Nous entretenons une relation pour ainsi dire schizophrène avec le plastique.

Il figure dans presque tous les aspects de la vie moderne, de la bouteille d'eau à l'avion. Sans lui, notre vie serait très différente. Et pourtant, nous l’accusons d’être un mal environnemental à cause des ravages que provoquent les déchets plastiques. Nous en voyons dans les rues, dans les rivières et les lacs, sur les plages et même dans les océans les plus profonds. Les scientifiques estiment que l’océan contiendra plus de plastique que de poisson dans 30 ans. Nous ne sommes pas assez stupides pour croire que le plastique y restera. Après avoir été absorbé par les poissons et les autres formes de vie marine, auxquels il cause de grands dommages, il entre dans le corps de ceux qui les mangent.

De nombreux militants écologistes réclament l'interdiction des plastiques. Pourtant, sa durabilité et sa longue durée de vie, qui le rendent si dangereux, sont aussi le meilleur atout du plastique. Un matériau capable de ne pas disparaitre ni être détruit au cours des cinq cents prochaines années a de la valeur. Nous pouvons le réutiliser presque à l'infini. Le problème, ce n'est pas le plastique. Le problème, c'est son exploitation irresponsable.

Un matériau recyclable à l’infini est d'une grande aide pour l'écologie et l'économie, surtout quand la population humaine augmente rapidement et que ses attentes en matière de mode de vie progressent de façon exponentielle. La solution n'est pas d'interdire le plastique, mais de veiller à ce qu'il soit utilisé de manière responsable et recyclé correctement.

Cependant, le recyclage du plastique pose un problème compliqué. En effet, il y a de nombreux types de plastique différents, dont chacun obéit à un processus de recyclage spécifique. Certains plastiques ne sont même pas recyclables d'une manière commercialement viable. Le processus de collecte et de tri des diverses catégories de plastiques comporte de nombreux défis, y compris la capacité technologique et la sensibilisation sociale au sujet de leur élimination.

Aujourd’hui, nous avons besoin de mettre sur pied un projet afin de transformer les déchets en ressources. Nous devons créer un cadre juridique et politique complet pour rationaliser le processus de recyclage du plastique et le rendre commercialement viable. Il incombe à l'industrie du plastique de sensibiliser la société à l'utilisation et au recyclage responsables. Si nous parvenons à montrer que le plastique est précieux, il n’y aura plus aucun déchet de plastique nulle part.

L’Inde, qui accueille la Journée mondiale de l'environnement 2018 montre l'exemple en éliminant le plastique à usage unique. Ici, l'application stricte de la loi est essentielle. Si les grandes puissances mondiales, dont l'Inde, la Chine, les États-Unis et l'UE, introduisent cette interdiction au niveau politique, elle se répandra aisément dans le reste du monde.

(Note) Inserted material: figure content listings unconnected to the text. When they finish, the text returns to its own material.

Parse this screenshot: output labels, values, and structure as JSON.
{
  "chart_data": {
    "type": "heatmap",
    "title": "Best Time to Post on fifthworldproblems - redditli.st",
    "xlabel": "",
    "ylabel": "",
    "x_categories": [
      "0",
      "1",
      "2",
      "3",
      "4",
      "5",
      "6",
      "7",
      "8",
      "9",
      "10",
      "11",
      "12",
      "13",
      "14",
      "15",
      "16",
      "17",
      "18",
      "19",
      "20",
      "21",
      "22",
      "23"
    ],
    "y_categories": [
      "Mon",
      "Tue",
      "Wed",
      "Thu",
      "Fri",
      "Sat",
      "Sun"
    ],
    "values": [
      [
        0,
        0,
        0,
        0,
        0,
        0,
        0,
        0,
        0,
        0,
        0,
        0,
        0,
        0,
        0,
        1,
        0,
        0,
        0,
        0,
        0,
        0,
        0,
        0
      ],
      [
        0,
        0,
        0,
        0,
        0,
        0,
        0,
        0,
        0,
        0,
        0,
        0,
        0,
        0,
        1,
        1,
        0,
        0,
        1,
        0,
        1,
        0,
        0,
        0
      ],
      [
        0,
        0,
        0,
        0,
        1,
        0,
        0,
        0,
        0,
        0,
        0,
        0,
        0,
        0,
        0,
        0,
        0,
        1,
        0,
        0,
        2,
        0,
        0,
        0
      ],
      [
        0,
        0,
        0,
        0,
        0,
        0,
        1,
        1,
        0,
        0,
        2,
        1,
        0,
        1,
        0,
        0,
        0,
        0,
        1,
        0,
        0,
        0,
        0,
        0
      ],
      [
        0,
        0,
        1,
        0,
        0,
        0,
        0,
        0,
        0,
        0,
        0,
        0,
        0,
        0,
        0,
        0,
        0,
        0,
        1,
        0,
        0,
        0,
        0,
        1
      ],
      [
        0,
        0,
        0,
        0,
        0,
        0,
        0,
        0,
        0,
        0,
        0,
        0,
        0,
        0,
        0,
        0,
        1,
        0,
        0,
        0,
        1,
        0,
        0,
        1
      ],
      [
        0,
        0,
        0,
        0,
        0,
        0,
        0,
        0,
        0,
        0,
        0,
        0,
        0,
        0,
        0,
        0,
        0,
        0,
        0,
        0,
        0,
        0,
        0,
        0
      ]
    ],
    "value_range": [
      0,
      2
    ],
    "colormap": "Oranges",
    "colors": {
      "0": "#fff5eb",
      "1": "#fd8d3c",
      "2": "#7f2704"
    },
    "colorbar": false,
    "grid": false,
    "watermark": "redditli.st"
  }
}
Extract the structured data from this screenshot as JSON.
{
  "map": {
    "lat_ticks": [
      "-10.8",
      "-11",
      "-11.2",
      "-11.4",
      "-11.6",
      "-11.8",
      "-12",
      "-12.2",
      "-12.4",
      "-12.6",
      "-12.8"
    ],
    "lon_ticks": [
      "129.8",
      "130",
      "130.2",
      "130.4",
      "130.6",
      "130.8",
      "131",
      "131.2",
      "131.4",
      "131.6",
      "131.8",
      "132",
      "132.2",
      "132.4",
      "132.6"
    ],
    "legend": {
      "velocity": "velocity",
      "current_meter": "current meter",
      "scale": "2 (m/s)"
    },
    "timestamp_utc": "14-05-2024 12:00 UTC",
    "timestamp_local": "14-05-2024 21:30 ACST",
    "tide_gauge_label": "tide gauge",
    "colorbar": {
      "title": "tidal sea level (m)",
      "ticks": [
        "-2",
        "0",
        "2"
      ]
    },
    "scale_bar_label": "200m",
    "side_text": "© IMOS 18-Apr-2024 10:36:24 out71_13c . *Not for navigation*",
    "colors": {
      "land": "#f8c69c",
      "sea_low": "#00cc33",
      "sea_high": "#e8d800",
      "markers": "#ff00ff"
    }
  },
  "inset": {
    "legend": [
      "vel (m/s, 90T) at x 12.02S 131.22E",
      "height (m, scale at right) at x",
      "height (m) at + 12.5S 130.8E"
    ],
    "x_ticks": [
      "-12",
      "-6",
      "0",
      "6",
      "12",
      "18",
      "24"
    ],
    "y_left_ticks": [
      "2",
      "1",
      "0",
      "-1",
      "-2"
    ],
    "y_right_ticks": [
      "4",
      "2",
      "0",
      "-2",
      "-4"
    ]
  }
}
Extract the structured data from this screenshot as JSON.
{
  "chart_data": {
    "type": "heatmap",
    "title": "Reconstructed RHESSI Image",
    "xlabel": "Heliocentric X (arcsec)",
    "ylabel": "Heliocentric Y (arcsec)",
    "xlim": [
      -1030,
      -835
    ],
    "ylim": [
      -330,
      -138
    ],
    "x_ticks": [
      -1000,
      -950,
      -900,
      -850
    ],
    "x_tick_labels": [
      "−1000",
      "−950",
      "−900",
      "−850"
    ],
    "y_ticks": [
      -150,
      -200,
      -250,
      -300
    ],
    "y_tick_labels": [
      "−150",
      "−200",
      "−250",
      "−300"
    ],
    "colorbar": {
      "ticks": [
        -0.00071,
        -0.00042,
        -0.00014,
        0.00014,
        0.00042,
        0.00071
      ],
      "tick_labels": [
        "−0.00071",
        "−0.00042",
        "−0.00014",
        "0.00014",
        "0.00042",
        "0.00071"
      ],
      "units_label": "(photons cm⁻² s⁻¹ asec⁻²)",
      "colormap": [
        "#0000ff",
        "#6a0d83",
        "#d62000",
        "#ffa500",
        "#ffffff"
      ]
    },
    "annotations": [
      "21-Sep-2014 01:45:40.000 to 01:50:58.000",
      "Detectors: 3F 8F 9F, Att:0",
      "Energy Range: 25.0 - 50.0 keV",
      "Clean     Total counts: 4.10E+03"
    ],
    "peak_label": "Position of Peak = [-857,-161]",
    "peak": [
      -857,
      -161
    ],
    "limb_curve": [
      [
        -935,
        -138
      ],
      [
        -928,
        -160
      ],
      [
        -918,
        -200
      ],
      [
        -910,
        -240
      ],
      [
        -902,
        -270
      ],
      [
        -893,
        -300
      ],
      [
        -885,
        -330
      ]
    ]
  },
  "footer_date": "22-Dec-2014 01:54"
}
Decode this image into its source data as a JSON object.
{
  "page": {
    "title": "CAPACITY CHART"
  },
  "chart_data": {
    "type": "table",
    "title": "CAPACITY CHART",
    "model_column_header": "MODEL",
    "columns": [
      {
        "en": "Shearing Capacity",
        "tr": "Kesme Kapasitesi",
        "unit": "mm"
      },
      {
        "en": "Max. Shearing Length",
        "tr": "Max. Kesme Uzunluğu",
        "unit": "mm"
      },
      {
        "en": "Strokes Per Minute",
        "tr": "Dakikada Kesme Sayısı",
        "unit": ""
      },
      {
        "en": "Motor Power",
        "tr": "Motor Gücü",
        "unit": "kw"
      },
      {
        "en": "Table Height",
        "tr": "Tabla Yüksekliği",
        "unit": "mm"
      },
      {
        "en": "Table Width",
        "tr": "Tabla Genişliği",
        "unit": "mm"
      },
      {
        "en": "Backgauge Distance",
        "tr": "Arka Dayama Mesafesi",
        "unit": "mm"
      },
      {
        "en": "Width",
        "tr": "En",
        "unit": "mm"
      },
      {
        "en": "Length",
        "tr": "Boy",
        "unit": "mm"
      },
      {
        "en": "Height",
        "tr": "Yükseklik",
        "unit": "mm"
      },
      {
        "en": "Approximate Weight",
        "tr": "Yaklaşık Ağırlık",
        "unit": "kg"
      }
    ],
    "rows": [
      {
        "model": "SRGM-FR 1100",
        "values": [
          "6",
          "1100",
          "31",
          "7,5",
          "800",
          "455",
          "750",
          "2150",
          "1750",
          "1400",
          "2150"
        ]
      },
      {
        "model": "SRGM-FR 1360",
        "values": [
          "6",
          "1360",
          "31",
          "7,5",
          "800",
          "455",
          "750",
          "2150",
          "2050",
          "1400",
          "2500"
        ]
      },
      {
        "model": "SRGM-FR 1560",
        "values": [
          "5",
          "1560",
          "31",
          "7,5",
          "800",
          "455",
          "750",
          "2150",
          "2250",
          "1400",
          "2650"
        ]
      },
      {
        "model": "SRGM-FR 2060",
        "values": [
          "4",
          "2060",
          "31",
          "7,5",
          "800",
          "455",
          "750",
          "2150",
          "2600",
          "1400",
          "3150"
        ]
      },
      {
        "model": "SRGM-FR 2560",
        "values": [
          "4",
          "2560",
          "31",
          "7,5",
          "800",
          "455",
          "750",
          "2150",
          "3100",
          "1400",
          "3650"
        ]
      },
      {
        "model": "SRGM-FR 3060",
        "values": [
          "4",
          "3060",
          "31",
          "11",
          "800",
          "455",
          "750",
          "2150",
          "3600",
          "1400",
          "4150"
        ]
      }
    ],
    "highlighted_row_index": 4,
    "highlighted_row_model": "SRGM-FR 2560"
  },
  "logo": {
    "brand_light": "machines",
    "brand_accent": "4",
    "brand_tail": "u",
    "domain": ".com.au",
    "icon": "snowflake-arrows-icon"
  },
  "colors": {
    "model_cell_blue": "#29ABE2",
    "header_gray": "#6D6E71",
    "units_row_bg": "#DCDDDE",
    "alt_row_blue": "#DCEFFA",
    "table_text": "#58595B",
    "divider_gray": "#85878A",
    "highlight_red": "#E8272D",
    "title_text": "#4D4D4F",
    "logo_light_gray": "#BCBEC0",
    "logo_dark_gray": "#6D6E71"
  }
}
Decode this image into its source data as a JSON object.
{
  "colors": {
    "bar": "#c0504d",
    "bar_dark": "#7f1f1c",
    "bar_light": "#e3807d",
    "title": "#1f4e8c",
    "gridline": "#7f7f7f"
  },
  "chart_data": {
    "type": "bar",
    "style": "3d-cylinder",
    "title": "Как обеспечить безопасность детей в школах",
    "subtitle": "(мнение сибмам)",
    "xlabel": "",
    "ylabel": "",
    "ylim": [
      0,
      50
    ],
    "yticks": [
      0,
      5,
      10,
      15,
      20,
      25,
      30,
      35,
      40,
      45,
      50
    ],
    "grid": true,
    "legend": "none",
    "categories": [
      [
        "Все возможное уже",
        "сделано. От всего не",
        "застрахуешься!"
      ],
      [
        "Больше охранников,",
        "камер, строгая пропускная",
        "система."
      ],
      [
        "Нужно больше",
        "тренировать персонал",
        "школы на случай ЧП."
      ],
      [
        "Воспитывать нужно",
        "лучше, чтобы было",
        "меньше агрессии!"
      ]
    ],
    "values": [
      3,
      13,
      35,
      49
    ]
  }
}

L'humanité doit se rendre compte que, compte tenu de notre empreinte actuelle, il convient de systématiquement favoriser la réutilisation et le recyclage. Aujourd’hui, nous voyons les questions écologiques comme d’ennuyeuses corvées à accomplir. Ce ne sont pas des corvées : notre vie en dépend. Notre corps est un produit de notre planète. Préserver et nourrir la Terre, c'est nous créer une bonne vie. Notre vie est intégrée et connectée. Il n'y a pas de bonne vie sans bonne planète.

Le développement économique nous a éloignés de cette réalité. Il est temps de reconnaître que les notions fantaisistes que nous avons au sujet de la vie et du monde ne fonctionnent plus. Nous devons nous comporter avec maturité. Cette maturité doit venir du monde des affaires, de l'industrie et du gouvernement.

Dans notre vie privée, ne pas faire ce que nous ne pouvons pas faire n'est pas un problème. Mais ne pas faire ce que nous pouvons faire est désastreux. J’aimerais que notre génération ne soit pas désastreuse.